In his sermon, Donne implied that the moral steadfastness of women was connected to their innate intellectual abilities and their capacity to learn. The Gospels support Donne’s interpretation. Consider just two examples. In his conversation with a Samaritan woman (John 4), Jesus has full confidence in her ability to grasp that he is the Christ, even while using the figurative language of “living waters” with her. Later in the same gospel (John 8:11), Jesus spares a woman caught in adultery from being stoned and departs from her with the words “do not sin again”—an unmistakable acknowledgment of her ability to understand and practice the virtue of fidelity.

The familiarity of these stories to Christians may lead us to underestimate how radical they were in the context of the Greco-Roman world. Perhaps the most instructive comparison comes from reading Aristotle, who asserted that women were significantly less rational than men and less capable than men of practicing moral virtue. Aristotle also believed that men are the biological archetype in our species, with every woman being “a misbegotten male.”
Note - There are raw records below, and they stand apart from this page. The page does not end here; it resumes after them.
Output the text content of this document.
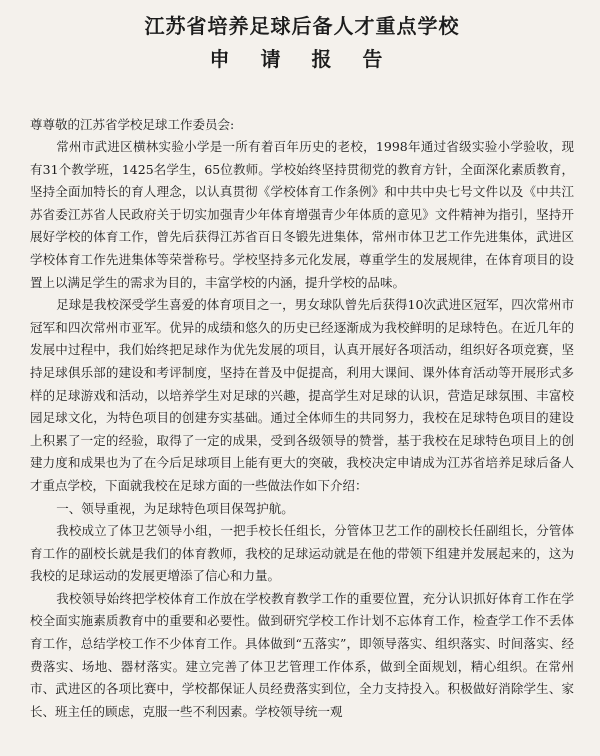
江苏省培养足球后备人才重点学校
申 请 报 告

尊尊敬的江苏省学校足球工作委员会:

常州市武进区横林实验小学是一所有着百年历史的老校，1998年通过省级实验小学验收，现有31个教学班，1425名学生，65位教师。学校始终坚持贯彻党的教育方针，全面深化素质教育，坚持全面加特长的育人理念，以认真贯彻《学校体育工作条例》和中共中央七号文件以及《中共江苏省委江苏省人民政府关于切实加强青少年体育增强青少年体质的意见》文件精神为指引，坚持开展好学校的体育工作，曾先后获得江苏省百日冬锻先进集体，常州市体卫艺工作先进集体，武进区学校体育工作先进集体等荣誉称号。学校坚持多元化发展，尊重学生的发展规律，在体育项目的设置上以满足学生的需求为目的，丰富学校的内涵，提升学校的品味。

足球是我校深受学生喜爱的体育项目之一，男女球队曾先后获得10次武进区冠军，四次常州市冠军和四次常州市亚军。优异的成绩和悠久的历史已经逐渐成为我校鲜明的足球特色。在近几年的发展中过程中，我们始终把足球作为优先发展的项目，认真开展好各项活动，组织好各项竞赛，坚持足球俱乐部的建设和考评制度，坚持在普及中促提高，利用大课间、课外体育活动等开展形式多样的足球游戏和活动，以培养学生对足球的兴趣，提高学生对足球的认识，营造足球氛围、丰富校园足球文化，为特色项目的创建夯实基础。通过全体师生的共同努力，我校在足球特色项目的建设上积累了一定的经验，取得了一定的成果，受到各级领导的赞誉，基于我校在足球特色项目上的创建力度和成果也为了在今后足球项目上能有更大的突破，我校决定申请成为江苏省培养足球后备人才重点学校，下面就我校在足球方面的一些做法作如下介绍：

一、领导重视，为足球特色项目保驾护航。

我校成立了体卫艺领导小组，一把手校长任组长，分管体卫艺工作的副校长任副组长，分管体育工作的副校长就是我们的体育教师，我校的足球运动就是在他的带领下组建并发展起来的，这为我校的足球运动的发展更增添了信心和力量。

我校领导始终把学校体育工作放在学校教育教学工作的重要位置，充分认识抓好体育工作在学校全面实施素质教育中的重要和必要性。做到研究学校工作计划不忘体育工作，检查学工作不丢体育工作，总结学校工作不少体育工作。具体做到“五落实”，即领导落实、组织落实、时间落实、经费落实、场地、器材落实。建立完善了体卫艺管理工作体系，做到全面规划，精心组织。在常州市、武进区的各项比赛中，学校都保证人员经费落实到位，全力支持投入。积极做好消除学生、家长、班主任的顾虑，克服一些不利因素。学校领导统一观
As Donne recognized, the Gospels tell a very different story. He is part of a long tradition of Christian thinkers, going back to at least Augustine, who maintained that a woman’s sex is in no sense a defect or liability. Donne also saw that the fidelity shown to Jesus by the women in his life was heroic and worthy of Christian emulation. Perhaps that fidelity explains why the angels disclosed Jesus’ resurrection to a group of women even before his apostles learned of it, who initially—and incredibly—dismissed the women’s story as an “idle tale” (Luke 24:11, 23).